As marketers seek greater accountability in today’s increasingly omnichannel shopper landscape, demand for outcome-based return-on-investment (ROI) measurement has become more important than ever across a variety of sectors, including media, retail, fast-moving consumer goods (FMCG), apparel, automotive, digital and more.
Attribution also holds tremendous promise to deliver both granular measurement and speed that brands, retailers and publishers can lean on to understand marketing and advertising effectiveness—regardless of the platform.
But in this complex, connected landscape, how should marketers address the state of data and the challenges that the industry is faced with in order to work responsibly across data sets? Accessing data from various data sources to accurately measure ROI for each touchpoint along the customer journey is complex, but one that can be overcome by leveraging gold standard data collection and measurement methods.
When it comes down to it, being really good at building strong algorithms or attribution models is necessary, but not sufficient; the true challenge for marketers lies within the need for better data. Access to high quality granular data can help marketers achieve a more accurate understanding of consumers’ realistic purchase behaviors, whether those behaviors are influenced in-store, online, from a mobile device, across social media platforms, on TV, through an email marketing campaign—or a combination of them all.

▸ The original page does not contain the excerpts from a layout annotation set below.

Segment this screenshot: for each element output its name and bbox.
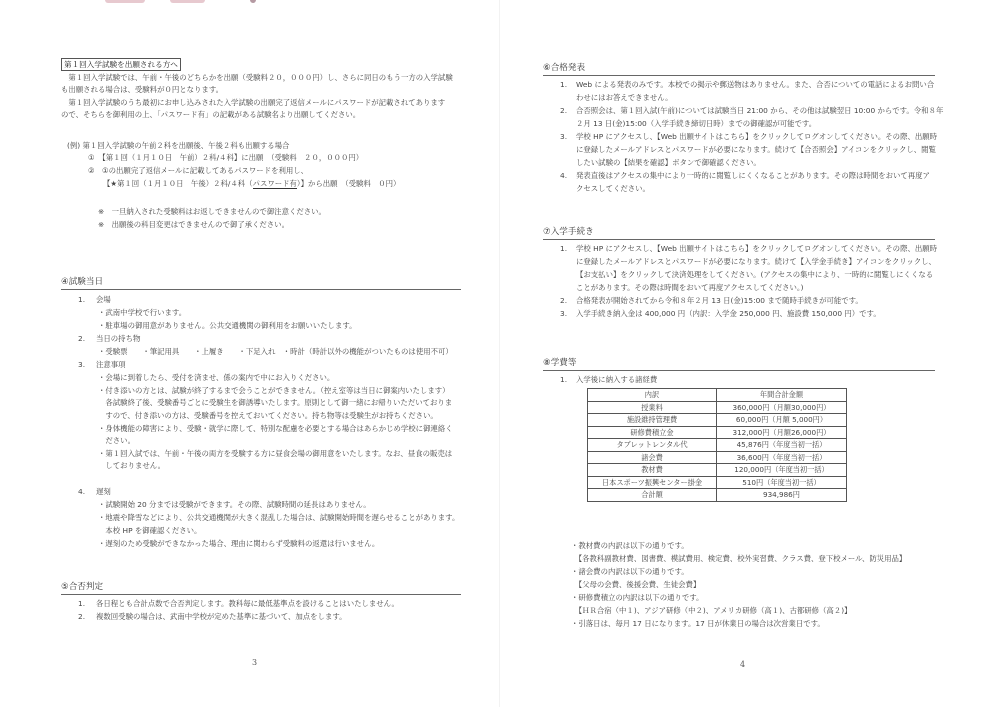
example-step-2-pre: 【★第１回（１月１０日 午後）２科/４科（: [103, 179, 253, 188]
item-line: 複数回受験の場合は、武南中学校が定めた基準に基づいて、加点をします。: [96, 611, 347, 622]
table-header: 内訳: [588, 389, 717, 402]
fee-note: 【各教科副教材費、図書費、模試費用、検定費、校外実習費、クラス費、登下校メール、…: [571, 553, 906, 564]
item-line: ・武南中学校で行います。: [98, 307, 186, 318]
item-number: 3.: [560, 308, 567, 319]
section-rule: [543, 370, 935, 371]
item-line: ・身体機能の障害により、受験・就学に際して、特別な配慮を必要とする場合はあらかじ…: [98, 423, 453, 434]
example-step-1: ① 【第１回（１月１０日 午前）２科/４科】に出願 （受験料 ２０，０００円）: [88, 152, 363, 163]
fee-item: 研修費積立金: [588, 426, 717, 439]
table-header: 年間合計金額: [717, 389, 847, 402]
item-label-belongings: 当日の持ち物: [96, 333, 140, 344]
fee-item: タブレットレンタル代: [588, 439, 717, 452]
section-rule: [543, 239, 935, 240]
item-line: ・試験開始 20 分までは受験ができます。その際、試験時間の延長はありません。: [98, 499, 371, 510]
item-number: 4.: [560, 170, 567, 181]
item-number: 4.: [78, 486, 85, 497]
fee-note: 【父母の会費、後援会費、生徒会費】: [571, 579, 700, 590]
example-step-2: ② ①の出願完了返信メールに記載してあるパスワードを利用し、: [88, 165, 308, 176]
item-line: 合否照会は、第１回入試(午前)については試験当日 21:00 から、その他は試験…: [576, 105, 943, 116]
section-rule: [61, 289, 461, 290]
section-title-exam-day: ④試験当日: [61, 276, 103, 288]
fee-note: ・研修費積立の内訳は以下の通りです。: [571, 592, 703, 603]
item-label-fees: 入学後に納入する諸経費: [576, 374, 657, 385]
fee-amount: 60,000円（月額 5,000円）: [717, 414, 847, 427]
fee-amount: 510円（年度当初一括）: [717, 476, 847, 489]
section-rule: [543, 75, 935, 76]
notice-paragraph: も出願される場合は、受験料が０円となります。: [61, 84, 223, 95]
item-line: ・駐車場の御用意がありません。公共交通機関の御利用をお願いいたします。: [98, 320, 357, 331]
item-line: 各日程とも合計点数で合否判定します。教科毎に最低基準点を設けることはいたしません…: [96, 598, 399, 609]
section-title-fees: ⑧学費等: [543, 357, 577, 369]
item-number: 3.: [560, 131, 567, 142]
item-number: 2.: [560, 105, 567, 116]
item-line: 本校 HP を御確認ください。: [98, 525, 201, 536]
note-refund: ※ 一旦納入された受験料はお返しできませんので御注意ください。: [98, 206, 326, 217]
item-line: に登録したメールアドレスとパスワードが必要になります。続けて【合否照会】アイコン…: [576, 144, 936, 155]
fee-total-amount: 934,986円: [717, 489, 847, 502]
fee-note: ・教材費の内訳は以下の通りです。: [571, 540, 689, 551]
item-line: Web による発表のみです。本校での掲示や郵送物はありません。また、合否について…: [576, 79, 934, 90]
example-step-2-post: ）】から出願 （受験料 ０円）: [297, 179, 400, 188]
item-line: 合格発表が開始されてから令和８年２月 13 日(金)15:00 まで随時手続きが…: [576, 295, 863, 306]
notice-box-title: 第１回入学試験を出願される方へ: [61, 58, 181, 71]
table-total-row: 合計額 934,986円: [588, 489, 847, 502]
item-line: 学校 HP にアクセスし、【Web 出願サイトはこちら】をクリックしてログオンし…: [576, 131, 937, 142]
item-number: 2.: [78, 611, 85, 622]
table-row: 施設維持管理費 60,000円（月額 5,000円）: [588, 414, 847, 427]
table-row: 日本スポーツ振興センター掛金 510円（年度当初一括）: [588, 476, 847, 489]
item-line: ２月 13 日(金)15:00（入学手続き締切日時）までの御確認が可能です。: [576, 118, 816, 129]
item-number: 1.: [560, 79, 567, 90]
item-number: 1.: [560, 374, 567, 385]
fee-total-label: 合計額: [588, 489, 717, 502]
item-line: ださい。: [98, 435, 135, 446]
item-line: に登録したメールアドレスとパスワードが必要になります。続けて【入学金手続き】アイ…: [576, 256, 936, 267]
item-line: ことがあります。その際は時間をおいて再度アクセスしてください。): [576, 282, 803, 293]
table-row: 授業料 360,000円（月額30,000円）: [588, 401, 847, 414]
item-line: わせにはお答えできません。: [576, 92, 673, 103]
item-line: ・会場に到着したら、受付を済ませ、係の案内で中にお入りください。: [98, 372, 334, 383]
fee-amount: 312,000円（月額26,000円）: [717, 426, 847, 439]
fee-item: 日本スポーツ振興センター掛金: [588, 476, 717, 489]
table-row: 研修費積立金 312,000円（月額26,000円）: [588, 426, 847, 439]
item-number: 1.: [78, 294, 85, 305]
example-heading: (例) 第１回入学試験の午前２科を出願後、午後２科も出願する場合: [67, 140, 289, 151]
item-line: ・地震や降雪などにより、公共交通機関が大きく混乱した場合は、試験開始時間を遅らせ…: [98, 512, 459, 523]
item-line: 学校 HP にアクセスし、【Web 出願サイトはこちら】をクリックしてログオンし…: [576, 243, 937, 254]
fee-amount: 36,600円（年度当初一括）: [717, 451, 847, 464]
item-label-late: 遅刻: [96, 486, 111, 497]
page-number-left: 3: [252, 658, 257, 667]
example-step-2-detail: 【★第１回（１月１０日 午後）２科/４科（パスワード有）】から出願 （受験料 ０…: [103, 178, 400, 189]
section-title-enrollment: ⑦入学手続き: [543, 226, 594, 238]
fee-item: 諸会費: [588, 451, 717, 464]
table-row: 教材費 120,000円（年度当初一括）: [588, 464, 847, 477]
page-number-right: 4: [740, 660, 745, 669]
fee-item: 教材費: [588, 464, 717, 477]
item-line: ・遅刻のため受験ができなかった場合、理由に関わらず受験料の返還は行いません。: [98, 538, 379, 549]
notice-paragraph: 第１回入学試験のうち最初にお申し込みされた入学試験の出願完了返信メールにパスワー…: [61, 97, 445, 108]
notice-paragraph: ので、そちらを御利用の上、「パスワード有」の記載がある試験名より出願してください…: [61, 109, 360, 120]
fee-amount: 45,876円（年度当初一括）: [717, 439, 847, 452]
section-title-pass-judgment: ⑤合否判定: [61, 581, 103, 593]
item-number: 1.: [560, 243, 567, 254]
note-subject-change: ※ 出願後の科目変更はできませんので御了承ください。: [98, 219, 289, 230]
item-number: 2.: [560, 295, 567, 306]
item-line: 発表直後はアクセスの集中により一時的に閲覧しにくくなることがあります。その際は時…: [576, 170, 930, 181]
table-row: タブレットレンタル代 45,876円（年度当初一括）: [588, 439, 847, 452]
section-title-results: ⑥合格発表: [543, 62, 585, 74]
item-line: ・受験票 ・筆記用具 ・上履き ・下足入れ ・時計（時計以外の機能がついたものは…: [98, 346, 453, 357]
fee-amount: 120,000円（年度当初一括）: [717, 464, 847, 477]
item-label-venue: 会場: [96, 294, 111, 305]
item-number: 2.: [78, 333, 85, 344]
item-line: 【お支払い】をクリックして決済処理をしてください。(アクセスの集中により、一時的…: [576, 269, 933, 280]
item-label-notes: 注意事項: [96, 359, 126, 370]
item-number: 3.: [78, 359, 85, 370]
item-number: 1.: [78, 598, 85, 609]
fee-amount: 360,000円（月額30,000円）: [717, 401, 847, 414]
notice-paragraph: 第１回入学試験では、午前・午後のどちらかを出願（受験料２０，０００円）し、さらに…: [61, 72, 453, 83]
fee-note: ・諸会費の内訳は以下の通りです。: [571, 566, 689, 577]
fees-table: 内訳 年間合計金額 授業料 360,000円（月額30,000円） 施設維持管理…: [587, 388, 847, 502]
fee-note: 【ＨＲ合宿（中１)、アジア研修（中２)、アメリカ研修（高１)、古都研修（高２)】: [571, 605, 851, 616]
item-line: すので、付き添いの方は、受験番号を控えておいてください。持ち物等は受験生がお持ち…: [98, 410, 438, 421]
table-header-row: 内訳 年間合計金額: [588, 389, 847, 402]
item-line: したい試験の【結果を確認】ボタンで御確認ください。: [576, 157, 761, 168]
password-label-underlined: パスワード有: [253, 179, 297, 189]
fee-item: 授業料: [588, 401, 717, 414]
item-line: ・第１回入試では、午前・午後の両方を受験する方に昼食会場の御用意をいたします。な…: [98, 448, 452, 459]
section-rule: [61, 594, 461, 595]
item-line: クセスしてください。: [576, 183, 650, 194]
item-line: 各試験終了後、受験番号ごとに受験生を御誘導いたします。原則として御一緒にお帰りい…: [98, 397, 452, 408]
item-line: ・付き添いの方とは、試験が終了するまで会うことができません。（控え室等は当日に御…: [98, 385, 450, 396]
item-line: 入学手続き納入金は 400,000 円（内訳：入学金 250,000 円、施設費…: [576, 308, 881, 319]
table-row: 諸会費 36,600円（年度当初一括）: [588, 451, 847, 464]
fee-item: 施設維持管理費: [588, 414, 717, 427]
fee-note: ・引落日は、毎月 17 日になります。17 日が休業日の場合は次営業日です。: [571, 618, 825, 629]
item-line: しておりません。: [98, 460, 165, 471]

For marketers, it’s important to remember that the shopper’s journey has multiple touch points across the path to purchase from upper funnel brand building to lower funnel stimuli at the last mile or last click to influence incremental conversion. In order to more effectively measure incrementality to drive ROI, marketers should keep in mind four key data considerations:
Delivery: It’s important to ensure that the target audience for a campaign sees the marketing message, validated with data from real consumers. As marketers rely on data models, they need to realize that they cannot simply rely on machine-based data, but hone in on data tied to real consumers and their real-life behaviors.
Onboarding: As omnichannel continues to expand, the need to merge metrics for both offline and online content is more important than ever before.
Devices: The average consumer has three devices, but how should the industry treat each view? Should marketers count three points of reach for each device, or one point of reach for the consumer with three times the frequency?
Ad blocking: As it becomes increasingly harder to reach consumers in today’s marketplace, data owners need to think about the value in third-party verification. To do this, marketers should use data in its original source to avoid privacy concerns and better define the description around the data itself to provide context and make attribution models run more intelligently and faster.